While they strongly deny any legal liability, insulin manufacturers acknowledge that too many diabetics are overwhelmed by high list prices. Lars Fruergaard Jorgensen, CEO of Novo Nordisk A/S, the world’s biggest maker of insulin drugs, says list prices are meant to be only the starting point for rebate negotiations with PBMs. “It was never the intention that individual patients should end up paying the list price,” he says. Novo has pledged to limit future annual list price increases to single-digit percentages. Sanofi SA similarly promised in May to keep its price hikes in the U.S. at or below the rate of health-care inflation. The drugmaker points out that it hasn’t raised the U.S. price of Lantus, its popular long-acting insulin, since November 2014.

To ease the impact of higher insulin prices, Lilly announced in December that it would provide 40 percent discounts to patients paying out of pocket if they use an online service called Blink Health. But it’s a partial remedy at best, as the reduced payments may not be counted toward patient deductibles. PBMs also are taking steps to help certain patients paying out of pocket. CVS Health Corp. is recommending that health plans exempt insulin from patient deductibles. And Express Scripts has formed a subsidiary to offer lower prices on drugs for diabetes and asthma.

Enrique Conterno, president of Lilly’s diabetes business, says drugmakers’ dealings with PBMs are competitive, “almost like an auction.” But he adds that PBMs are more often using the threat of total exclusion from formularies to force drugmakers to pay ever-greater rebates. For Lilly’s Humalog, a top-seller, rebates and other discounts rose to 74 percent of list price last year, up from less than 25 percent in 2009, according to an estimate by SSR Health LLC, an investment research firm. Because of rising discounts, the net price insurers pay for Humalog has actually declined during the same period, Conterno says, even as the list price has more than doubled.

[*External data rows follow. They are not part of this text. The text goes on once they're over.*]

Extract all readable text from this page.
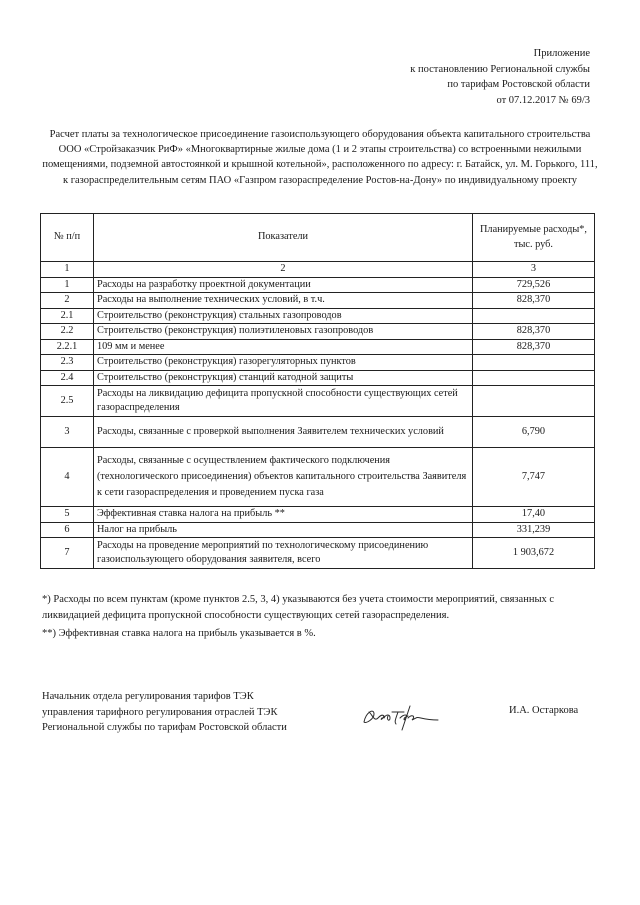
Приложение
к постановлению Региональной службы
по тарифам Ростовской области
от 07.12.2017 № 69/3
Расчет платы за технологическое присоединение газоиспользующего оборудования объекта капитального строительства ООО «Стройзаказчик РиФ» «Многоквартирные жилые дома (1 и 2 этапы строительства) со встроенными нежилыми помещениями, подземной автостоянкой и крышной котельной», расположенного по адресу: г. Батайск, ул. М. Горького, 111, к газораспределительным сетям ПАО «Газпром газораспределение Ростов-на-Дону» по индивидуальному проекту
№ п/п	Показатели	Планируемые расходы*, тыс. руб.
1	2	3
1	Расходы на разработку проектной документации	729,526
2	Расходы на выполнение технических условий, в т.ч.	828,370
2.1	Строительство (реконструкция) стальных газопроводов	
2.2	Строительство (реконструкция) полиэтиленовых газопроводов	828,370
2.2.1	109 мм и менее	828,370
2.3	Строительство (реконструкция) газорегуляторных пунктов	
2.4	Строительство (реконструкция) станций катодной защиты	
2.5	Расходы на ликвидацию дефицита пропускной способности существующих сетей газораспределения	
3	Расходы, связанные с проверкой выполнения Заявителем технических условий	6,790
4	Расходы, связанные с осуществлением фактического подключения (технологического присоединения) объектов капитального строительства Заявителя к сети газораспределения и проведением пуска газа	7,747
5	Эффективная ставка налога на прибыль **	17,40
6	Налог на прибыль	331,239
7	Расходы на проведение мероприятий по технологическому присоединению газоиспользующего оборудования заявителя, всего	1 903,672

*) Расходы по всем пунктам (кроме пунктов 2.5, 3, 4) указываются без учета стоимости мероприятий, связанных с ликвидацией дефицита пропускной способности существующих сетей газораспределения.

**) Эффективная ставка налога на прибыль указывается в %.

Начальник отдела регулирования тарифов ТЭК
управления тарифного регулирования отраслей ТЭК
Региональной службы по тарифам Ростовской области
И.А. Остаркова
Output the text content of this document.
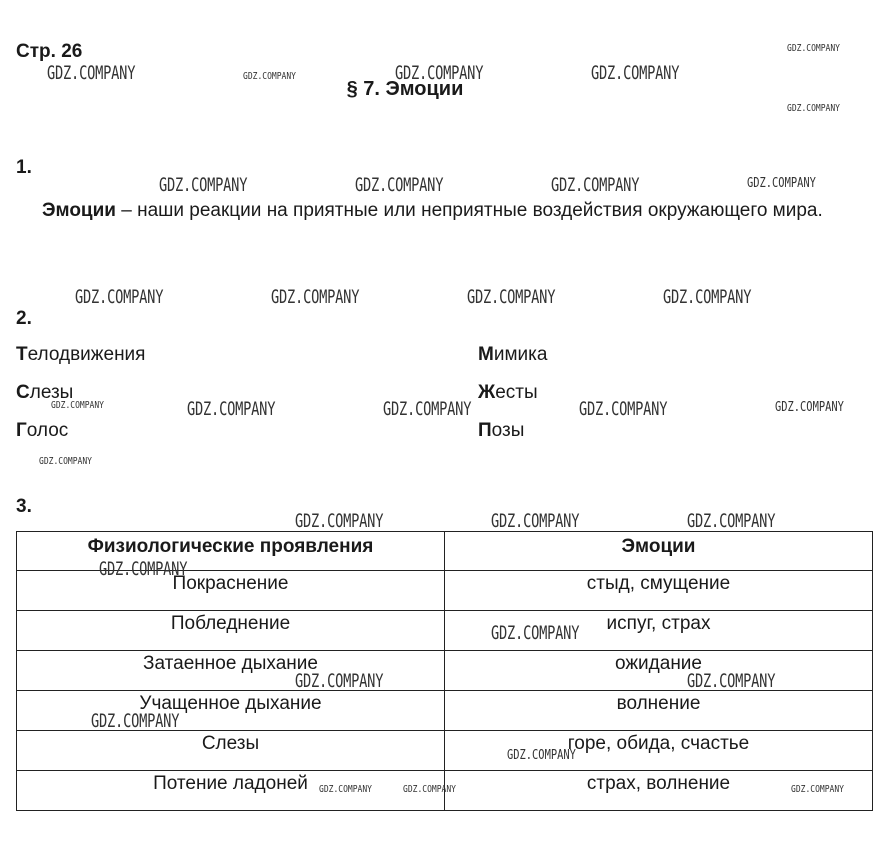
Стр. 26
§ 7. Эмоции
1.
Эмоции – наши реакции на приятные или неприятные воздействия окружающего мира.
2.
Телодвижения	Мимика
Слезы	Жесты
Голос	Позы
3.
Физиологические проявления	Эмоции
Покраснение	стыд, смущение
Побледнение	испуг, страх
Затаенное дыхание	ожидание
Учащенное дыхание	волнение
Слезы	горе, обида, счастье
Потение ладоней	страх, волнение
GDZ.COMPANY	GDZ.COMPANY	GDZ.COMPANY
GDZ.COMPANY
GDZ.COMPANY
GDZ.COMPANY
GDZ.COMPANY	GDZ.COMPANY	GDZ.COMPANY	GDZ.COMPANY
GDZ.COMPANY	GDZ.COMPANY	GDZ.COMPANY	GDZ.COMPANY
GDZ.COMPANY	GDZ.COMPANY	GDZ.COMPANY	GDZ.COMPANY	GDZ.COMPANY
GDZ.COMPANY
GDZ.COMPANY	GDZ.COMPANY	GDZ.COMPANY
GDZ.COMPANY
GDZ.COMPANY
GDZ.COMPANY	GDZ.COMPANY
GDZ.COMPANY
GDZ.COMPANY
GDZ.COMPANY	GDZ.COMPANY	GDZ.COMPANY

The link between list prices and rebate negotiations shows why insulin makers shadow one another’s price increases. According to Connecture Inc., which tracks drug prices, Lilly’s Humalog and Novo’s NovoLog marched in lockstep for 10 years, with 17 consecutive matching list price increases and a tripling overall in price. Conterno explains the pattern: Going into rebate negotiations with a lower list price could put Lilly at a disadvantage in offering big discounts to PBMs—and increase the danger of Lilly being excluded from formularies. Manufacturers seek to please the PBMs by maximizing rebates.

Yet Express Scripts executives say the main way PBMs can combat high prices is by driving hard bargains on rebates. In 2014, Gilead Sciences Inc. introduced Harvoni, which cures hepatitis C at a cost of $94,500 for a 12-week treatment. When Gilead offered only a 10 percent rebate, Express Scripts excluded Harvoni and substituted a cheaper drug from rival AbbVie Inc. Gilead got the message. It has said that rebates marketwide on Harvoni exceeded 50 percent in 2016—discounts unavailable to uninsured patients. Gilead declined to comment. —

    BOTTOM LINE – Insulin prices have soared 270 percent in the past 10 years. Courts are being asked to rule on the role of pharmacy benefit managers in that inflation.